Ibinalik ng Diyos ang kagalakan sa puso ng inang namatayan ng isang anak. Makikita natin dito na ito ang pinaka-nilalaman ng puso ng Diyos. He wants to give us back the joy that we have lost. Yes, we have lost that joy, that spunk of life, that eagerness, that hope, that strength in our daily lives, because we are so stressed. Masyado tayong stressed sa ating trabaho. Masyado tayong stressed para maghanap ng ikabubuhay. Masyado tayong stressed para pantayan ang tagumpay ng ibang tao. At dahil dito, nawala na ang tunay na kagalakan sa ating puso. And God is telling us never to give up on Him. Never give up on God. Because God will always search for us, and on our behalf, the joy that we need in our life.
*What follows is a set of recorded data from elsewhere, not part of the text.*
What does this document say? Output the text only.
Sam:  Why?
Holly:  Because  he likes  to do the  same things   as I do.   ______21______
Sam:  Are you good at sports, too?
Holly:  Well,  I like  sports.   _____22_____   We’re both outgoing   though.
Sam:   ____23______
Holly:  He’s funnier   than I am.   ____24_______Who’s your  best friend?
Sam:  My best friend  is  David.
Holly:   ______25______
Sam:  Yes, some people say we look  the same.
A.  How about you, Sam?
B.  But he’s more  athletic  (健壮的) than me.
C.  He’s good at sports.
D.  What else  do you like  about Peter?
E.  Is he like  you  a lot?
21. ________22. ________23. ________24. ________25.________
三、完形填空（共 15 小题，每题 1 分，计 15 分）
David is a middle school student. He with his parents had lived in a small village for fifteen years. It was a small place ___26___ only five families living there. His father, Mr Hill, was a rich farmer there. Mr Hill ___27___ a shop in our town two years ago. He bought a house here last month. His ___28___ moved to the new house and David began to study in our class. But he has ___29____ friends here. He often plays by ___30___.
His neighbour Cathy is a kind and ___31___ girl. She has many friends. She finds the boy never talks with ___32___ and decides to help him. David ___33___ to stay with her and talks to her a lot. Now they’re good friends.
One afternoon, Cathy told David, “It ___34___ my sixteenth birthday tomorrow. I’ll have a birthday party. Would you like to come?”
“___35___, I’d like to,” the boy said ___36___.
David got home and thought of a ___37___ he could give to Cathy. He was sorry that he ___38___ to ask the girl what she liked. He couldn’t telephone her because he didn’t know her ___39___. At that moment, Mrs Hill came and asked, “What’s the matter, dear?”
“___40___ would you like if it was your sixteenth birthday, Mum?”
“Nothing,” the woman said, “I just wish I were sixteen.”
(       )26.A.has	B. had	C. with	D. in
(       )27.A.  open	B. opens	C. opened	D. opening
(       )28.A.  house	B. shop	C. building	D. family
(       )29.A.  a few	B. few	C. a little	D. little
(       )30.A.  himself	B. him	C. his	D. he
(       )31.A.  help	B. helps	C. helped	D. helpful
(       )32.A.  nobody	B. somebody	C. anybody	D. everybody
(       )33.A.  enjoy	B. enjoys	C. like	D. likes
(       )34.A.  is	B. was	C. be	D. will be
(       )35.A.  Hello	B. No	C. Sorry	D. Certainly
During World War II, many historians claim that Sir Winston Churchill was the best orator of the 20th Century. Before and during World War II, he championed the British nation and all freedom-loving people in combating the atrocities of the Nazi regime. They say that Sir Winston Churchill's best speech did not come before or during the World War, but after the war. When he was invited to be the speaker at the commencement exercise of one of the universities in U.K., he was introduced rather very lengthily, but when he finally went to the podium to make his speech, he said these words: "Never, never, never, never, never give up." And then he returned to his seat, with the stunned silence of the audience.

My dear brothers and sisters, this is what God is telling us. He never, never, never, never, never gave up on us. Amen.